Anyone for some more pain in Slane?
There’s a report from Tim O’Brien in this morning’s paper as this story shows no signs of going away. Venue owner Lord Henry Mount Charles is not a happy bunny about the amount of post-gig complaints and criticisms which the …
There’s a report from Tim O’Brien in this morning’s paper as this story shows no signs of going away.
Venue owner Lord Henry Mount Charles is not a happy bunny about the amount of post-gig complaints and criticisms which the Oasis gig has provoked. Per the report, “he had become “extremely concerned” to hear of concert-goers’ bad experiences, largely though the media, in the wake of the event. The complaints mainly related to crowd control issues, which Lord Mount Charles put down to “a failure of systems, particularly around what people are now calling the Dublin gate. I am talking to those involved and I am far from happy – I say that as an understatement.
“Quite certainly there are implications for future concerts at Slane, and I regret the awful shame and the damage to the reputation of Slane Castle as an international venue. I will be looking with care to obviously avoid that in the future”.

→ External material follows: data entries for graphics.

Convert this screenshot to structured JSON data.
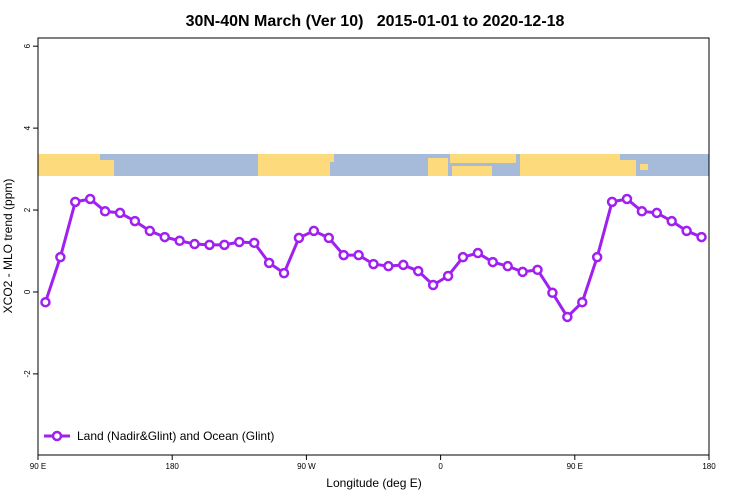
{
  "chart_data": {
    "type": "line",
    "title": "30N-40N March (Ver 10)   2015-01-01 to 2020-12-18",
    "xlabel": "Longitude (deg E)",
    "ylabel": "XCO2 - MLO trend (ppm)",
    "x": [
      95,
      105,
      115,
      125,
      135,
      145,
      155,
      165,
      175,
      185,
      195,
      205,
      215,
      225,
      235,
      245,
      255,
      265,
      275,
      285,
      295,
      305,
      315,
      325,
      335,
      345,
      355,
      365,
      375,
      385,
      395,
      405,
      415,
      425,
      435,
      445,
      455,
      465,
      475,
      485,
      495,
      505,
      515,
      525,
      535
    ],
    "series": [
      {
        "name": "Land (Nadir&Glint) and Ocean (Glint)",
        "color": "#a020f0",
        "values": [
          -0.25,
          0.85,
          2.2,
          2.27,
          1.97,
          1.93,
          1.73,
          1.49,
          1.34,
          1.25,
          1.17,
          1.15,
          1.15,
          1.22,
          1.2,
          0.71,
          0.46,
          1.32,
          1.49,
          1.32,
          0.9,
          0.9,
          0.68,
          0.63,
          0.66,
          0.51,
          0.17,
          0.39,
          0.85,
          0.95,
          0.73,
          0.63,
          0.49,
          0.54,
          -0.02,
          -0.61,
          -0.25,
          0.85,
          2.2,
          2.27,
          1.97,
          1.93,
          1.73,
          1.49,
          1.34
        ]
      }
    ],
    "xlim": [
      90,
      540
    ],
    "xticks": [
      {
        "value": 90,
        "label": "90 E"
      },
      {
        "value": 180,
        "label": "180"
      },
      {
        "value": 270,
        "label": "90 W"
      },
      {
        "value": 360,
        "label": "0"
      },
      {
        "value": 450,
        "label": "90 E"
      },
      {
        "value": 540,
        "label": "180"
      }
    ],
    "ylim": [
      -3.98,
      6.2
    ],
    "yticks": [
      -2,
      0,
      2,
      4,
      6
    ],
    "legend": "lower left"
  }
}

Meanwhile, spokesdude for promoters MCD, Justin Green, repeats the admission earlier in the week that ticket scanning had been temporarily suspended at one entrance for about 30 minutes at 6.35pm to ease the build-up of people entering there. He does, though, point out that “at the same time the gate behind them at the bridge entrance was closed, thus ensuring that no one could enter the system knowing that ticket scanning had been temporarily suspended”.

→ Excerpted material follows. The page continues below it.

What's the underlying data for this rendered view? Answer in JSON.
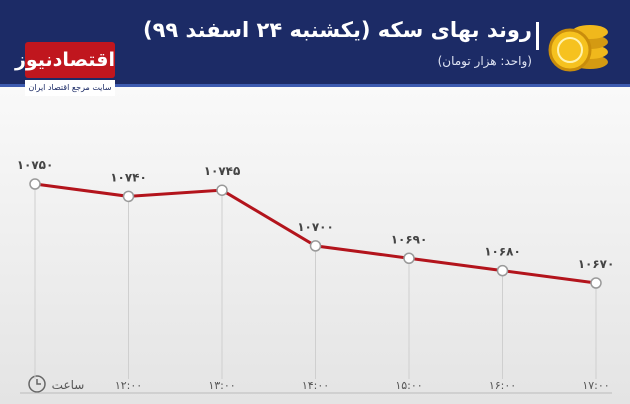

I’ve been thinking a bit about the post-Slane fallout over the last 24 hours and a few things come to mind.
I did a behind-the-scenes piece at Oxegen in 2007 and had access to such areas as the event control room. That room had 17 monitors carrying footage from the different closed-circuit cameras around the site, while there was also a Garda control van outside the building monitoring feeds from different cameras around the racecourse. All footage was recorded and stored.
I would assume that there would be a similar amount of cameras and policing employed for an event like Slane, with its licence for 80,000 paying customers. If so, did experienced crowd control gardai and stewards not see a backlog developing and why did they not do something about it earlier? Surely stopping scanning tickets is a last resort and other more pro-active policing efforts could have been utilised, especially when you have so many surveillance cameras monitoring the site?

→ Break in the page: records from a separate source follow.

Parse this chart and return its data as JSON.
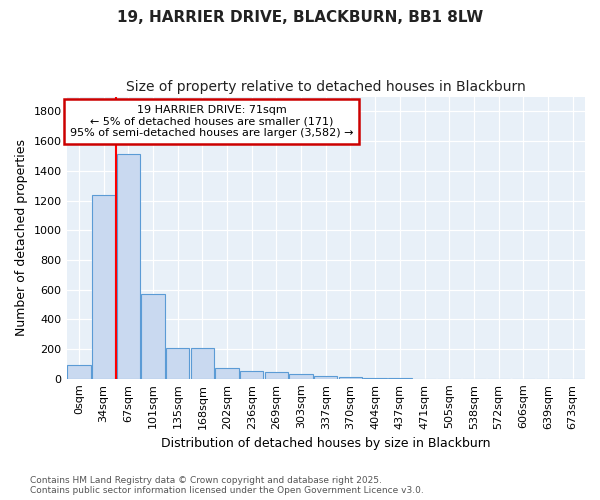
{
  "title1": "19, HARRIER DRIVE, BLACKBURN, BB1 8LW",
  "title2": "Size of property relative to detached houses in Blackburn",
  "xlabel": "Distribution of detached houses by size in Blackburn",
  "ylabel": "Number of detached properties",
  "bin_labels": [
    "0sqm",
    "34sqm",
    "67sqm",
    "101sqm",
    "135sqm",
    "168sqm",
    "202sqm",
    "236sqm",
    "269sqm",
    "303sqm",
    "337sqm",
    "370sqm",
    "404sqm",
    "437sqm",
    "471sqm",
    "505sqm",
    "538sqm",
    "572sqm",
    "606sqm",
    "639sqm",
    "673sqm"
  ],
  "bar_values": [
    95,
    1235,
    1510,
    570,
    210,
    210,
    70,
    50,
    45,
    30,
    20,
    10,
    5,
    3,
    2,
    1,
    1,
    1,
    0,
    0,
    0
  ],
  "bar_color": "#c9d9f0",
  "bar_edge_color": "#5b9bd5",
  "ylim": [
    0,
    1900
  ],
  "yticks": [
    0,
    200,
    400,
    600,
    800,
    1000,
    1200,
    1400,
    1600,
    1800
  ],
  "red_line_x": 1.5,
  "annotation_text": "19 HARRIER DRIVE: 71sqm\n← 5% of detached houses are smaller (171)\n95% of semi-detached houses are larger (3,582) →",
  "annotation_box_color": "#ffffff",
  "annotation_box_edge": "#cc0000",
  "plot_bg_color": "#e8f0f8",
  "fig_bg_color": "#ffffff",
  "footer_text": "Contains HM Land Registry data © Crown copyright and database right 2025.\nContains public sector information licensed under the Open Government Licence v3.0.",
  "title_fontsize": 11,
  "subtitle_fontsize": 10,
  "ylabel_fontsize": 9,
  "xlabel_fontsize": 9,
  "tick_fontsize": 8,
  "annot_fontsize": 8
}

Of course, we have been here before. Over on the never-ending boards.ie thread, one poster remembers going to see Queen in Slane in 1986, an event which featured queues, trenches for toilets, fights amongst the audience, a beer-can thrown at Queen’s Brian May, a IR£14.50 ticket price and Chris Rea, while another poster recalls that “the buses and bars were a sham at REM in 1995.”
While some things have changed since then (you can now fume to Joe, for instance), the fact remains that you are always going to get problems at shows at Slane, by nature of the venue and the village where it is located. Remember, you’re building an one-off venue for 80,000 people in a hilly field in the middle of Co Meath so, of course, there’s going to be things which go wrong. After all, you’ll get infrastructural and crowd access problems of a similar hue at any large outdoor event which takes place in a venue which does not usually cater for that many people. Look at the traffic stories from Glastonbury and that festival hasn’t even kicked off yet.
Moreover, contrast a concert at Slane with a concert for a similar size at Croke Park. I live near Croker and, while it takes a little longer for the stadium to clear out after a concert than a GAA game, the systems are in place from weekly matches to make sure you don’t get problems like Oasis at Slane.
However, Lord Henry Mount Charles, MCD Concerts and all the other agencies who are involved in putting on events at Slane Castle have been doing this long enough to forsee such problems and make sure they don’t arise. After all, that’s what event management plans and event consultants are for – the latter put together the former plans which are supposed to take into account problems which arose at previous gigs at the venue, the profile of the crowd at the venue (you’d have a different plan in place for an Oasis show than you have for a Take That show) and other events around the gig (for instance, if there was a big sports event happening that day).
Such plans may not stop problems developing, but they sure as hell should be able to ensure that problems from previous years do not re-occur. And those problems are simply not going to go away if you avoid or ignore the legitimate concerns and issues of angry, paying customers.